Lobbying Efforts Risk Sending Innovation Abroad
Intense lobbying by major banks like JPMorgan Chase, Bank of America, and Wells Fargo against stablecoin yields is effectively blocking the CLARITY Act. Eric Trump described this strategy as "anti-retail, anti-consumer, and straight-up anti-American," aiming to protect banks' deposit profits and slow crypto innovation. The U.S. economy faces significant risk: if regulatory uncertainty continues, digital asset innovation could move overseas. This would reduce America's lead in financial technology and leave traditional banks stuck with outdated systems, a scenario former CFTC Chair Giancarlo warns could make them "the Kodak or Blockbuster of the banking world." The Trump administration, while expressing support for crypto, is in a difficult political situation, with President Trump himself criticizing banks for hindering the legislative process. Concerns about potential conflicts of interest also arise from the Trump family's involvement in crypto ventures, making impartial regulation harder.

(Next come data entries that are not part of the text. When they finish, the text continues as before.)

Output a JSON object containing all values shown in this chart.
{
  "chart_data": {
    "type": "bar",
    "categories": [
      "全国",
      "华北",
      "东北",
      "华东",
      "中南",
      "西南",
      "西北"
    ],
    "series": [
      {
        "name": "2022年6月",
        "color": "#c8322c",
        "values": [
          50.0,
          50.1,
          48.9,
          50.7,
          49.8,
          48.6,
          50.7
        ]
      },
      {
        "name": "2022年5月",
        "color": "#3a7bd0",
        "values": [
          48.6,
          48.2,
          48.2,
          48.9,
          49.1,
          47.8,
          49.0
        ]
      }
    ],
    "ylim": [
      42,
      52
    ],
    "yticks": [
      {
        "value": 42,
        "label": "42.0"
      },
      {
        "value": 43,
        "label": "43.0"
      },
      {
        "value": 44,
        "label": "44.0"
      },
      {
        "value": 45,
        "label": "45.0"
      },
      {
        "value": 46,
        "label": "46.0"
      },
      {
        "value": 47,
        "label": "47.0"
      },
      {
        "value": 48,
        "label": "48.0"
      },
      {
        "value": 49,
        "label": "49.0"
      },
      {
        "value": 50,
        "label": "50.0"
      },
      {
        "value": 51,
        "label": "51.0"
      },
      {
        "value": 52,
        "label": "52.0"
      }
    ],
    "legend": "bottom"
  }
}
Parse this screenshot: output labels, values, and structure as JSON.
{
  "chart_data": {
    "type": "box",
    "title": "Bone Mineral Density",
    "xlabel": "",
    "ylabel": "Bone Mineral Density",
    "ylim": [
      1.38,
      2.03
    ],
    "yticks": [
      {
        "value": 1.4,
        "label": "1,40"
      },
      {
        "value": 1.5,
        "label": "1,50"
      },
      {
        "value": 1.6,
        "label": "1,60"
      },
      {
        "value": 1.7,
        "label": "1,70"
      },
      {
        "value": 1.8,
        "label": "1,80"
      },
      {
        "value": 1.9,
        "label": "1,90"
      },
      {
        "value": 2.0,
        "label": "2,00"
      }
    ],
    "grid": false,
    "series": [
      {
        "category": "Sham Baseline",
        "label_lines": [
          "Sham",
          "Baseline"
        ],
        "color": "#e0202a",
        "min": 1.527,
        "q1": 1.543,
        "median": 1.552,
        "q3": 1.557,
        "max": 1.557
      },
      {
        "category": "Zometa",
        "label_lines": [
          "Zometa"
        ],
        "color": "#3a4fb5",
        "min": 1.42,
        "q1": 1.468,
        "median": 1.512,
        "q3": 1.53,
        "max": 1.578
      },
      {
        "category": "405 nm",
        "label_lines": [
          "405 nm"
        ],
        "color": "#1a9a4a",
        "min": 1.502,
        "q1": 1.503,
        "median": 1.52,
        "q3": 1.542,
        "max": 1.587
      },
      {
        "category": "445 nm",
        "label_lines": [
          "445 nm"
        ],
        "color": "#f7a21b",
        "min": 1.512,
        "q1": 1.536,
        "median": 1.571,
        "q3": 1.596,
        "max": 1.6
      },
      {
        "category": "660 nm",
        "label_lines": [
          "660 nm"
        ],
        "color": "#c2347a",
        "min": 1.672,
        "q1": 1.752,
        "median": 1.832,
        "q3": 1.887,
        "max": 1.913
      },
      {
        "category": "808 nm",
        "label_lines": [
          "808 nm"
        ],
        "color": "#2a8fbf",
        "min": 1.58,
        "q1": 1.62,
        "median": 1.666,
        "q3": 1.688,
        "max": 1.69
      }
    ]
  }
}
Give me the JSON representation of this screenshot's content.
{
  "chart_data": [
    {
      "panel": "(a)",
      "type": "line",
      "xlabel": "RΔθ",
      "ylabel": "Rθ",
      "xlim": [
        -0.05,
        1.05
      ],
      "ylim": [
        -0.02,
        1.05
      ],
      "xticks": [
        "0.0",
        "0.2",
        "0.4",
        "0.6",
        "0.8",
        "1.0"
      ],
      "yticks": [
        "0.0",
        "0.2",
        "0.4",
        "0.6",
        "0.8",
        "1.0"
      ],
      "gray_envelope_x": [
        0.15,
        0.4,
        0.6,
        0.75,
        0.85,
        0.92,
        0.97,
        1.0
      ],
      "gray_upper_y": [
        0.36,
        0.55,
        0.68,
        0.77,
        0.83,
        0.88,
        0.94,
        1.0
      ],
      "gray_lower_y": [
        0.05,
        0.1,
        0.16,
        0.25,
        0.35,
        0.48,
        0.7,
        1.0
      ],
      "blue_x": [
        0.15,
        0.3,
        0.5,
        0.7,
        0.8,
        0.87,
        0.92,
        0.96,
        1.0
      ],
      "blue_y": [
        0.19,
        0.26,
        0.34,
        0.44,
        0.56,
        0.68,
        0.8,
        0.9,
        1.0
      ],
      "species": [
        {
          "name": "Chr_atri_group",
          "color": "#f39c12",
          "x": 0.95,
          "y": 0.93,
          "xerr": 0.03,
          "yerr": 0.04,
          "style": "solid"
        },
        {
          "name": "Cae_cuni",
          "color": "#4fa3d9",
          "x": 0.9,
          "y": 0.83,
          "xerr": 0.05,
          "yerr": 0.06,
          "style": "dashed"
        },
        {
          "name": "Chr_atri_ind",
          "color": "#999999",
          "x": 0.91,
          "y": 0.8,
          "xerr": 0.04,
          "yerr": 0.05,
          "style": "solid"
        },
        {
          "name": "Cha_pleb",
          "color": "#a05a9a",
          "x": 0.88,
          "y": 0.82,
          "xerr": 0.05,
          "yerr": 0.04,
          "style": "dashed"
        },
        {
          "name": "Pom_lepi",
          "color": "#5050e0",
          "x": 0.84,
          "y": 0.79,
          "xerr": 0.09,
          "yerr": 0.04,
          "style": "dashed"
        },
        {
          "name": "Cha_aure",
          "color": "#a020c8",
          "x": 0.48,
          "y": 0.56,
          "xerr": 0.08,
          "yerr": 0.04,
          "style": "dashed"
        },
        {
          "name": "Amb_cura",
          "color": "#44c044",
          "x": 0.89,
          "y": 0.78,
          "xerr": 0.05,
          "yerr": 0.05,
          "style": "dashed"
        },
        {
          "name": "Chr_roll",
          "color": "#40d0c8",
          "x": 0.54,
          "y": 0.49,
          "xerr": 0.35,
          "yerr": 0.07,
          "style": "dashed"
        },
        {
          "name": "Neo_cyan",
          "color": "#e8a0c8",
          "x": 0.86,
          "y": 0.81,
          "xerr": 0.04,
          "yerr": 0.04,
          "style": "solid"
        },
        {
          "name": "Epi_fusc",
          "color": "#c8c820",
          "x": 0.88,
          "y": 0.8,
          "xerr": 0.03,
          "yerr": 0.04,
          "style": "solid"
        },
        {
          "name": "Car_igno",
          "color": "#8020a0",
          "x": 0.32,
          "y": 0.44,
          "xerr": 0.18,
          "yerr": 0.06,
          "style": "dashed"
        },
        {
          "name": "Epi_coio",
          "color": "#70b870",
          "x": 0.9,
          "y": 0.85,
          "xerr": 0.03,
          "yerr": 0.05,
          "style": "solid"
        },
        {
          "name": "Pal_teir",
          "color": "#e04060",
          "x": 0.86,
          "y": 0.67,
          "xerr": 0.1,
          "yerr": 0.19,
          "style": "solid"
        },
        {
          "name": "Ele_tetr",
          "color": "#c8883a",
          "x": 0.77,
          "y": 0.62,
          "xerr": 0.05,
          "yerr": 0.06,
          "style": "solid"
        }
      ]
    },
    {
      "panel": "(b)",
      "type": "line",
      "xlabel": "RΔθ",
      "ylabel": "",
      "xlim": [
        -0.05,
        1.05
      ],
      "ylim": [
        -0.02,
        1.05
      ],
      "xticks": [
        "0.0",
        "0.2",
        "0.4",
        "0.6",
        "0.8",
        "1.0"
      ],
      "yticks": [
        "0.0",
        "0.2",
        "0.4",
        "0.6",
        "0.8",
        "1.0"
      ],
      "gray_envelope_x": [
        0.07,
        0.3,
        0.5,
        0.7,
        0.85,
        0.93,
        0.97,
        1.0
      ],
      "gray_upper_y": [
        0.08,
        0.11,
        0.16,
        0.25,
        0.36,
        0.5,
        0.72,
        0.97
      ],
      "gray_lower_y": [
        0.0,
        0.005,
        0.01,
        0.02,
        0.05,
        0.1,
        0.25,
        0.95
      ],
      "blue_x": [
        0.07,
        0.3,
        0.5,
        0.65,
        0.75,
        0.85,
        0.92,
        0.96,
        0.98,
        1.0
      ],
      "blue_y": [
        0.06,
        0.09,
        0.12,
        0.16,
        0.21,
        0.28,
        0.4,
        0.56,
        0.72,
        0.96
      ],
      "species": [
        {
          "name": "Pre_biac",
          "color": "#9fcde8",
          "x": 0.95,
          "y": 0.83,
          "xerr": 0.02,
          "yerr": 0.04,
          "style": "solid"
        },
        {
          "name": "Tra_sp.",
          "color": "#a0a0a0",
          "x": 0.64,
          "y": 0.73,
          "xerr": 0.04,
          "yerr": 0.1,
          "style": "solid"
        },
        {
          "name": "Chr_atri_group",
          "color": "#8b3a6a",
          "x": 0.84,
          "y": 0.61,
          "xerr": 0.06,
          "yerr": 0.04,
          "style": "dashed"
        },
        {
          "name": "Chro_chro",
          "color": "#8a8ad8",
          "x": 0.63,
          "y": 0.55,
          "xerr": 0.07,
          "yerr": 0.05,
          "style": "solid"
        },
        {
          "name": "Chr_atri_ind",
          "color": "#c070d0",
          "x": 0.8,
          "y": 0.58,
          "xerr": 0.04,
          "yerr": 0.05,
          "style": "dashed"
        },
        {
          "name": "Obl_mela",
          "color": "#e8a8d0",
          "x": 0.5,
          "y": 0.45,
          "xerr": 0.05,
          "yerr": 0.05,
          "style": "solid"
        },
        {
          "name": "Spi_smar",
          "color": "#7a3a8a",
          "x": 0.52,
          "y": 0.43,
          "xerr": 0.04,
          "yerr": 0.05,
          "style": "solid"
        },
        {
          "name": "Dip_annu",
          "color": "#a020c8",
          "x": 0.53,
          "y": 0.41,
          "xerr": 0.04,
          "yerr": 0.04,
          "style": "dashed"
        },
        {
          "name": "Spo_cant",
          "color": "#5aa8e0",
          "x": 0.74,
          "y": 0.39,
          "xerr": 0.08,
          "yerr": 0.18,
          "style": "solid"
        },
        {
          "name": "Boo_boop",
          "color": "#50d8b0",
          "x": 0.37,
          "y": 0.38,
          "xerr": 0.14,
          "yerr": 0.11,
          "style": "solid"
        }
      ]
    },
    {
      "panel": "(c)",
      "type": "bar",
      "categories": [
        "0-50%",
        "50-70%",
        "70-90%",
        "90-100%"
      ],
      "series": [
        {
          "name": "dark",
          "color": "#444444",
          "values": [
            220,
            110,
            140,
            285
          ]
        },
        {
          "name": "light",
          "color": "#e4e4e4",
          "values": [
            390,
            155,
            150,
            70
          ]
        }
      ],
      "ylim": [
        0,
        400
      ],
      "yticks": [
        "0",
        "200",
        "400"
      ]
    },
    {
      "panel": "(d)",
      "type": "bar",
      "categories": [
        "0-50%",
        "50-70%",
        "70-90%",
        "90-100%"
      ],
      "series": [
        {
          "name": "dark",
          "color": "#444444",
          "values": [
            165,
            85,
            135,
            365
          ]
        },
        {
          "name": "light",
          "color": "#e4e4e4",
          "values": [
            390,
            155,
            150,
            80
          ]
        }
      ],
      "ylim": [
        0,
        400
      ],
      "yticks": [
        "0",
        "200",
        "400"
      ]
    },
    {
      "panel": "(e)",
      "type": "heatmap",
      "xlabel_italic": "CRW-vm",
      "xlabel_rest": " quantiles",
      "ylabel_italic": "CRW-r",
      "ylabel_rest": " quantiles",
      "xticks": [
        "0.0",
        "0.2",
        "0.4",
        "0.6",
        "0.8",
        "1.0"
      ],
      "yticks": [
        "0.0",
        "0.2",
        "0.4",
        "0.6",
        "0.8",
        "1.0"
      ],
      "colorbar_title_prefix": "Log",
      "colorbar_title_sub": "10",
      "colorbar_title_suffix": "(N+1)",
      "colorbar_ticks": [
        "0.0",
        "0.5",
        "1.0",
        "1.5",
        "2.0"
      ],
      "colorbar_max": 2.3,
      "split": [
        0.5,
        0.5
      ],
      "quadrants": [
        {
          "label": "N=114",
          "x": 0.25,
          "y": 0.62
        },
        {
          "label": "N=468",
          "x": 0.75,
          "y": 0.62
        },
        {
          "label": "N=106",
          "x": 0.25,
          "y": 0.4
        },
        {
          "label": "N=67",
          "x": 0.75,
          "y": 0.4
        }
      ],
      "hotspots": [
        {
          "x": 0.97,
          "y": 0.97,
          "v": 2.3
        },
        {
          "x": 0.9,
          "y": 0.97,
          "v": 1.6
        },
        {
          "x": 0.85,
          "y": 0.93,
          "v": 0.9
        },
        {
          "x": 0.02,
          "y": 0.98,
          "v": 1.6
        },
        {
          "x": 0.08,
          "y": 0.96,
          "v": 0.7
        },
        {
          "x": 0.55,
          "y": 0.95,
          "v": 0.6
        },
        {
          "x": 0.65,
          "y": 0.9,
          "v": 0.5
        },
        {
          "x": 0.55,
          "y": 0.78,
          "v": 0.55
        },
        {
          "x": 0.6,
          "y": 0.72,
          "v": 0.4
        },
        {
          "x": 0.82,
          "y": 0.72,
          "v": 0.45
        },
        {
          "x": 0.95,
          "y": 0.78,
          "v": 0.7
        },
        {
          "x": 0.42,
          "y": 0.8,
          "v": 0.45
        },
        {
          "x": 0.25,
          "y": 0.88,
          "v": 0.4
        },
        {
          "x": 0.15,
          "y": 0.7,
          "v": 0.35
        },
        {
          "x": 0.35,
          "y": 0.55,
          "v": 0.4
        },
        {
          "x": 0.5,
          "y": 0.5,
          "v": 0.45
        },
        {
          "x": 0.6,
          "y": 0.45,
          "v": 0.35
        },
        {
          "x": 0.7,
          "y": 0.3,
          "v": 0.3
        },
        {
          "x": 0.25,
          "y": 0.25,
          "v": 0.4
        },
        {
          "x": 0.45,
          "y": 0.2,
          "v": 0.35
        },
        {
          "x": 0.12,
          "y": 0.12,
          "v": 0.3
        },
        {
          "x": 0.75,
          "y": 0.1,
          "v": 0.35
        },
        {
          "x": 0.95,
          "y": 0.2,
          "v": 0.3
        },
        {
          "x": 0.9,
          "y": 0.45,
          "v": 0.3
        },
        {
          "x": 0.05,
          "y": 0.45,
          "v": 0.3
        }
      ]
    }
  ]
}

Outlook for the Clarity Act Amidst Impasse
Predictions for the CLARITY Act's passage differ. Some analysts, including those at JPMorgan, expect approval by mid-year 2026, while Treasury Secretary Bessent suggested it could be signed in spring 2026. However, the Senate Banking Committee's review session, originally set for January 2026, was delayed indefinitely, and an important April 3 deadline for Senate action is approaching. The dispute over stablecoin yields remains the main obstacle. If the bill stalls further, the digital asset market could experience continued volatility, with big investors remaining hesitant. Markets in Europe and Asia might gain more advantages. The bill's eventual passage is expected to mark a new era for institutional involvement, but the timing and nature of this integration depend heavily on the current tough negotiations.